Diffusion-Induced Enhanced Photoresponsivity, Detectivity in Ag2S and In2Se3 Heterostructure for UV-Visible Photodetector: An Experimental and Computational Analysis

Abstract

For recent optical communication and imaging systems, photodetectors are playing a pivotal role. Metal chalcogenide-based photodetectors are widely used for visible light photodetection. In this regard, the In2Se3 and Ag2S combined heterostructure is a promising candidate for Visible light photodetection. The annealing-induced Ag2S diffusion into the In2Se3 layer resulted in a high-performance photo detectivity of 7.32 × 109 Jones. It shows the highest photocurrent during both the rise (62.35 nA) and decay (67.74 nA) phases, coupled with a strong Ion/Ioff ratio of 3.96 (rise) and 3.18 (decay). Its rise and fall times (τr = 7.15 s, τd = 6.35 s) are moderate and well-balanced, suggesting efficient charge separation and recombination kinetics.

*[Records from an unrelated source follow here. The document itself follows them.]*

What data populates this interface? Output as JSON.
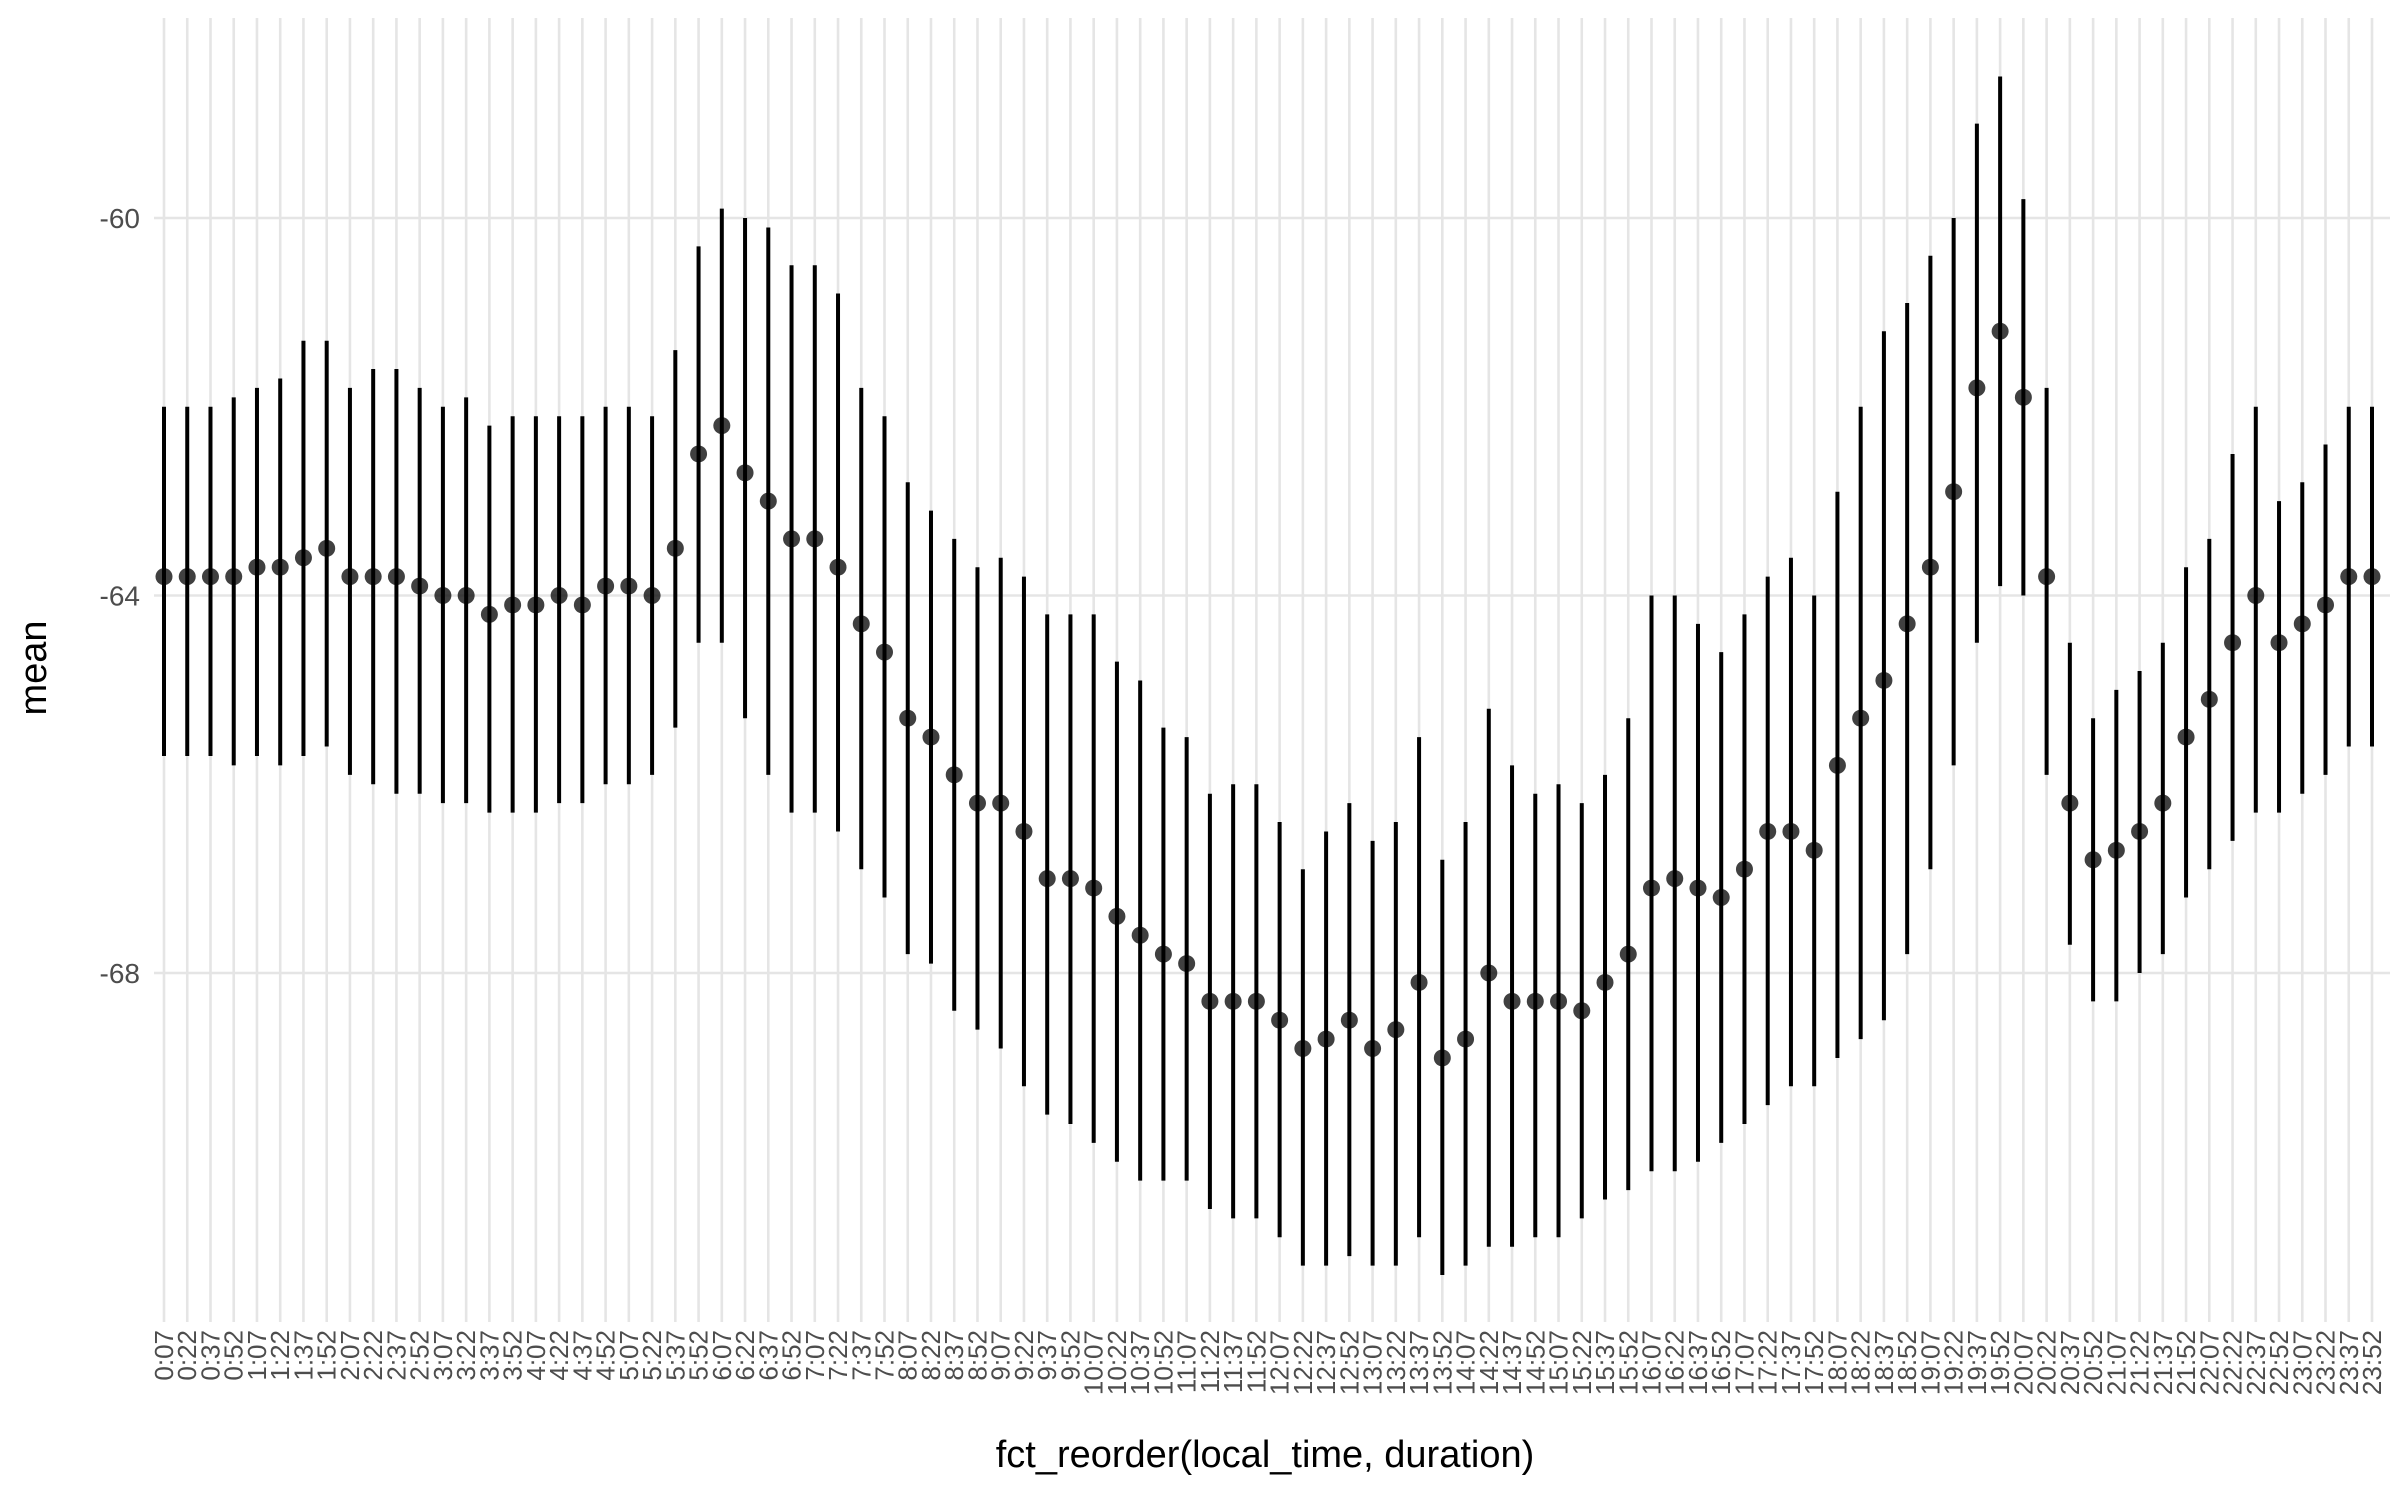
{
  "chart_data": {
    "type": "errorbar",
    "title": "",
    "xlabel": "fct_reorder(local_time, duration)",
    "ylabel": "mean",
    "ylim": [
      -72.0,
      -57.9
    ],
    "y_ticks": [
      -68,
      -64,
      -60
    ],
    "grid": true,
    "categories": [
      "0:07",
      "0:22",
      "0:37",
      "0:52",
      "1:07",
      "1:22",
      "1:37",
      "1:52",
      "2:07",
      "2:22",
      "2:37",
      "2:52",
      "3:07",
      "3:22",
      "3:37",
      "3:52",
      "4:07",
      "4:22",
      "4:37",
      "4:52",
      "5:07",
      "5:22",
      "5:37",
      "5:52",
      "6:07",
      "6:22",
      "6:37",
      "6:52",
      "7:07",
      "7:22",
      "7:37",
      "7:52",
      "8:07",
      "8:22",
      "8:37",
      "8:52",
      "9:07",
      "9:22",
      "9:37",
      "9:52",
      "10:07",
      "10:22",
      "10:37",
      "10:52",
      "11:07",
      "11:22",
      "11:37",
      "11:52",
      "12:07",
      "12:22",
      "12:37",
      "12:52",
      "13:07",
      "13:22",
      "13:37",
      "13:52",
      "14:07",
      "14:22",
      "14:37",
      "14:52",
      "15:07",
      "15:22",
      "15:37",
      "15:52",
      "16:07",
      "16:22",
      "16:37",
      "16:52",
      "17:07",
      "17:22",
      "17:37",
      "17:52",
      "18:07",
      "18:22",
      "18:37",
      "18:52",
      "19:07",
      "19:22",
      "19:37",
      "19:52",
      "20:07",
      "20:22",
      "20:37",
      "20:52",
      "21:07",
      "21:22",
      "21:37",
      "21:52",
      "22:07",
      "22:22",
      "22:37",
      "22:52",
      "23:07",
      "23:22",
      "23:37",
      "23:52"
    ],
    "mean": [
      -63.8,
      -63.8,
      -63.8,
      -63.8,
      -63.7,
      -63.7,
      -63.6,
      -63.5,
      -63.8,
      -63.8,
      -63.8,
      -63.9,
      -64.0,
      -64.0,
      -64.2,
      -64.1,
      -64.1,
      -64.0,
      -64.1,
      -63.9,
      -63.9,
      -64.0,
      -63.5,
      -62.5,
      -62.2,
      -62.7,
      -63.0,
      -63.4,
      -63.4,
      -63.7,
      -64.3,
      -64.6,
      -65.3,
      -65.5,
      -65.9,
      -66.2,
      -66.2,
      -66.5,
      -67.0,
      -67.0,
      -67.1,
      -67.4,
      -67.6,
      -67.8,
      -67.9,
      -68.3,
      -68.3,
      -68.3,
      -68.5,
      -68.8,
      -68.7,
      -68.5,
      -68.8,
      -68.6,
      -68.1,
      -68.9,
      -68.7,
      -68.0,
      -68.3,
      -68.3,
      -68.3,
      -68.4,
      -68.1,
      -67.8,
      -67.1,
      -67.0,
      -67.1,
      -67.2,
      -66.9,
      -66.5,
      -66.5,
      -66.7,
      -65.8,
      -65.3,
      -64.9,
      -64.3,
      -63.7,
      -62.9,
      -61.8,
      -61.2,
      -61.9,
      -63.8,
      -66.2,
      -66.8,
      -66.7,
      -66.5,
      -66.2,
      -65.5,
      -65.1,
      -64.5,
      -64.0,
      -64.5,
      -64.3,
      -64.1,
      -63.8,
      -63.8
    ],
    "lower": [
      -65.7,
      -65.7,
      -65.7,
      -65.8,
      -65.7,
      -65.8,
      -65.7,
      -65.6,
      -65.9,
      -66.0,
      -66.1,
      -66.1,
      -66.2,
      -66.2,
      -66.3,
      -66.3,
      -66.3,
      -66.2,
      -66.2,
      -66.0,
      -66.0,
      -65.9,
      -65.4,
      -64.5,
      -64.5,
      -65.3,
      -65.9,
      -66.3,
      -66.3,
      -66.5,
      -66.9,
      -67.2,
      -67.8,
      -67.9,
      -68.4,
      -68.6,
      -68.8,
      -69.2,
      -69.5,
      -69.6,
      -69.8,
      -70.0,
      -70.2,
      -70.2,
      -70.2,
      -70.5,
      -70.6,
      -70.6,
      -70.8,
      -71.1,
      -71.1,
      -71.0,
      -71.1,
      -71.1,
      -70.8,
      -71.2,
      -71.1,
      -70.9,
      -70.9,
      -70.8,
      -70.8,
      -70.6,
      -70.4,
      -70.3,
      -70.1,
      -70.1,
      -70.0,
      -69.8,
      -69.6,
      -69.4,
      -69.2,
      -69.2,
      -68.9,
      -68.7,
      -68.5,
      -67.8,
      -66.9,
      -65.8,
      -64.5,
      -63.9,
      -64.0,
      -65.9,
      -67.7,
      -68.3,
      -68.3,
      -68.0,
      -67.8,
      -67.2,
      -66.9,
      -66.6,
      -66.3,
      -66.3,
      -66.1,
      -65.9,
      -65.6,
      -65.6
    ],
    "upper": [
      -62.0,
      -62.0,
      -62.0,
      -61.9,
      -61.8,
      -61.7,
      -61.3,
      -61.3,
      -61.8,
      -61.6,
      -61.6,
      -61.8,
      -62.0,
      -61.9,
      -62.2,
      -62.1,
      -62.1,
      -62.1,
      -62.1,
      -62.0,
      -62.0,
      -62.1,
      -61.4,
      -60.3,
      -59.9,
      -60.0,
      -60.1,
      -60.5,
      -60.5,
      -60.8,
      -61.8,
      -62.1,
      -62.8,
      -63.1,
      -63.4,
      -63.7,
      -63.6,
      -63.8,
      -64.2,
      -64.2,
      -64.2,
      -64.7,
      -64.9,
      -65.4,
      -65.5,
      -66.1,
      -66.0,
      -66.0,
      -66.4,
      -66.9,
      -66.5,
      -66.2,
      -66.6,
      -66.4,
      -65.5,
      -66.8,
      -66.4,
      -65.2,
      -65.8,
      -66.1,
      -66.0,
      -66.2,
      -65.9,
      -65.3,
      -64.0,
      -64.0,
      -64.3,
      -64.6,
      -64.2,
      -63.8,
      -63.6,
      -64.0,
      -62.9,
      -62.0,
      -61.2,
      -60.9,
      -60.4,
      -60.0,
      -59.0,
      -58.5,
      -59.8,
      -61.8,
      -64.5,
      -65.3,
      -65.0,
      -64.8,
      -64.5,
      -63.7,
      -63.4,
      -62.5,
      -62.0,
      -63.0,
      -62.8,
      -62.4,
      -62.0,
      -62.0
    ]
  }
}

The bandgap of the annealed film increased with the reduction of structural disorder as probed from the UV-Visible spectroscopy and well supported by the DFT result. The amorphous to polycrystalline phase transformation induced surface morphology change, reduced the contact angle, thus decreasing the hydrophobicity. The refractive index decreased with an increase in optical transmission and skin depth, while optical density reduced upon annealing. The X-ray photoelectron spectroscopy revealed the oxidation states of the elements, while energy dispersive X-ray analysis presented the elemental composition in the films. The heterostructure formation and its mixing upon annealing are viewed from the cross-sectional FESEM images, and the presence of the planes was noticed through HRTEM images. The observed optical properties, along with the enhanced photodetection, pave the way toward the construction of novel III-VI metal chalcogenide-based heterojunctions for high-performance and broadband photodetectors.